Fantagraphics works with the best people.  Daniel Clowes! Chris Ware! Jeet Heer!  Dan designed the book to look as if it were designed by Crockett Johnson in the 1940s.  When you look at (for example) the back cover, it does not look as if it was designed using contemporary software.  The lines look hand-ruled because (I believe) they were hand-ruled.  For the typeface, Dan used Futura because that’s the distinctive typeface of Barnaby — and, incidentally, of Ruth Krauss‘s The Carrot Seed, which Johnson illustrated & designed.  Chris wrote a beautiful, insightful introductory piece on Johnson and Barnaby.  I’m tempted to quote it here, but I think I’ll leave it as a surprise.  I will say, though, that there are few comics creators who can speak as lucidly as Chris can about how comics work.  I’ll also say that Chris’s piece will make you look at Harold (of purple crayon fame) in a new way.  And… that’s all I’ll say.  Comics scholar Jeet Heer’s introduction features the best description of Mr. O’Malley (Barnaby’s fairy godfather) that I’ve ever read: “half-pixie and half-grifter, an otherwordly being most at home in low-life dives and gambling dens, raider of other people’s fridges and cigar boxes, an inept wizard whose magic only works intermittently and often with unintended consequences, a self-mythologizer whose account of his own past glories is an improbable farrago of tall tales, a rhetorician quick to smooth over any difficulty with rococo eloquence and irrelevant digressions.”

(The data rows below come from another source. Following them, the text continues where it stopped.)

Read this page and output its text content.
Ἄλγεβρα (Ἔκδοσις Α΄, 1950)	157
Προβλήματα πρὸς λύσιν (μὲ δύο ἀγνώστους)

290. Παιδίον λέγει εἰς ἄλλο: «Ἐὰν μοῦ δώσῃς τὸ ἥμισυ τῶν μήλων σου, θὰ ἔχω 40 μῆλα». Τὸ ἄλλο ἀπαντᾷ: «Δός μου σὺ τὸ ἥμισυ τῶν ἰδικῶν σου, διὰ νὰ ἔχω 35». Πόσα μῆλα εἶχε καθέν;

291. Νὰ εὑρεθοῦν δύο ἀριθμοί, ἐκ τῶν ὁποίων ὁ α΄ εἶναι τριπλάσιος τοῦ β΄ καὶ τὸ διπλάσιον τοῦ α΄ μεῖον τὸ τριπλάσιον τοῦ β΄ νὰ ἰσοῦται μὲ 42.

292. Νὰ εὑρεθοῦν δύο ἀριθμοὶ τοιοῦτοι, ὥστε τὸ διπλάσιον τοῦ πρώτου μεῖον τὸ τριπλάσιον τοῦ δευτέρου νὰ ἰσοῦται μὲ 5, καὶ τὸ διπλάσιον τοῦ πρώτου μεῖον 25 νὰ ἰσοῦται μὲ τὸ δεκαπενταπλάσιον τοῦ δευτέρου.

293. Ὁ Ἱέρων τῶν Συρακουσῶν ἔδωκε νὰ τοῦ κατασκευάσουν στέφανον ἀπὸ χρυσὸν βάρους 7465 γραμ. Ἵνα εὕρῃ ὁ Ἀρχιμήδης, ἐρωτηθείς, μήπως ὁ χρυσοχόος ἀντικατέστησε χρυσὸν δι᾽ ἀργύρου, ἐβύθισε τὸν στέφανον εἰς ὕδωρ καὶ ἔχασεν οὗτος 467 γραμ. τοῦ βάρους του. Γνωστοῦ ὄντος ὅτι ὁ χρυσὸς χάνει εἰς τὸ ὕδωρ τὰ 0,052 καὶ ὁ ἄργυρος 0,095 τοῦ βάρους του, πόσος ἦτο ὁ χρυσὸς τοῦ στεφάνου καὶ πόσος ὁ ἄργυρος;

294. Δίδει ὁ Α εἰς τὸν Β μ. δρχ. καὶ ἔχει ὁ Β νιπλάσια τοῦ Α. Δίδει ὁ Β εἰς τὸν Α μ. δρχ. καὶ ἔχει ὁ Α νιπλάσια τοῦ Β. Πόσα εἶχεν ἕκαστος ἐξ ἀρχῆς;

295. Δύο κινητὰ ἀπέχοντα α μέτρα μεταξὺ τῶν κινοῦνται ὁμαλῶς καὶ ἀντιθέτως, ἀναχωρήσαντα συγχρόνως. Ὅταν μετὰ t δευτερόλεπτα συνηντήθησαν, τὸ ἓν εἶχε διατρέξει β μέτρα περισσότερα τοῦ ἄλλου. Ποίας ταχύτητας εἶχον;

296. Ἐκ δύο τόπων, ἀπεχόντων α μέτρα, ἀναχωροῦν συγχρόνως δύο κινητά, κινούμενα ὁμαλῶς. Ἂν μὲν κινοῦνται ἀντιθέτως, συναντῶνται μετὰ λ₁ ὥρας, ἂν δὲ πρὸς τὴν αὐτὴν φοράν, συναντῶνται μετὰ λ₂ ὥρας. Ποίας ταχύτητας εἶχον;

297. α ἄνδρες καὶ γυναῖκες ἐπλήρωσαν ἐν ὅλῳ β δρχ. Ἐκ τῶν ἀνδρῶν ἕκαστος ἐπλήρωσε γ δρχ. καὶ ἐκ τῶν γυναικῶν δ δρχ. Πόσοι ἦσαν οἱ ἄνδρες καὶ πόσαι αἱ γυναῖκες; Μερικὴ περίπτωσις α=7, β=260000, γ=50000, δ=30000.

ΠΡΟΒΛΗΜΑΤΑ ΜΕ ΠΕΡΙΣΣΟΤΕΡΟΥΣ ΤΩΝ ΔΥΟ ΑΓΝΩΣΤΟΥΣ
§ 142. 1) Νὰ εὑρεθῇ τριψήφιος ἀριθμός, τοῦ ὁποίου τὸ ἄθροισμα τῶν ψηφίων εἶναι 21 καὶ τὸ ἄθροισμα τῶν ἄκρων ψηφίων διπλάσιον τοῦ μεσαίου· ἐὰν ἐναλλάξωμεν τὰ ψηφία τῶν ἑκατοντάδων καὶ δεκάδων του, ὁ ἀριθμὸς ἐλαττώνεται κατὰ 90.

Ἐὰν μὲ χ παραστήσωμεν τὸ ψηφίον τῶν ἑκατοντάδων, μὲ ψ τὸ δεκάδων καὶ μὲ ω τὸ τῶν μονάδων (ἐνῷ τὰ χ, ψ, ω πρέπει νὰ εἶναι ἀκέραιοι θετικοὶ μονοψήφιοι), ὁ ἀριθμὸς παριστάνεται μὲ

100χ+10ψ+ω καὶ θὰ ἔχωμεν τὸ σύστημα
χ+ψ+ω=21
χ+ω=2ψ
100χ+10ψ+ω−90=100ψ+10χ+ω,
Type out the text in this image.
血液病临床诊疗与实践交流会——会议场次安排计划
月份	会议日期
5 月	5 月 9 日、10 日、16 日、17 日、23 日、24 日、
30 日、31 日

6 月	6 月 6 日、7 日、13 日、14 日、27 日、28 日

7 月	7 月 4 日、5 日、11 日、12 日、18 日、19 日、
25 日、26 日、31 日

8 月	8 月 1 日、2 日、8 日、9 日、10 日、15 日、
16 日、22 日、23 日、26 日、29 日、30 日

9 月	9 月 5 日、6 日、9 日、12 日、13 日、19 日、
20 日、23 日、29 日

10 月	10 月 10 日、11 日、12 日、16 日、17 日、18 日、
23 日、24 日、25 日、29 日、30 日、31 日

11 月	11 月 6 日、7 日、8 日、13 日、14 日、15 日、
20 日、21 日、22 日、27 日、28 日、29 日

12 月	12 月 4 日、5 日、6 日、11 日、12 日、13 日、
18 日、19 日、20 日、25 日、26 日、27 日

Fantagraphics — specifically, Eric Reynolds — communicated with me clearly and regularly.  He was always clear, polite, and had the best interests of the project at heart.  A great guy to work with.  I’m delighted that we’ll be working together on volumes 2 through 5!  (We’re collecting the full ten-year run of Barnaby, 1942-1952, with two years in each volume.)

Finally, we could not have done this without the help of collectors who loaned us their newspapers or scanned strips — the Smithsonian, Harvard University, and Charles Cohen, in particular.  So.  Thanks to them!  Note to the curious: a complete collection of old newspaper strips are not just lying around in an archive.  You have to go looking for them.  It’s an enormous amount of work, and is one of the reasons Volume 1 took so long.  The other is Fantagraphics’ admirable perfectionism.

So.  This spring.  Barnaby Volume 1.  Get it!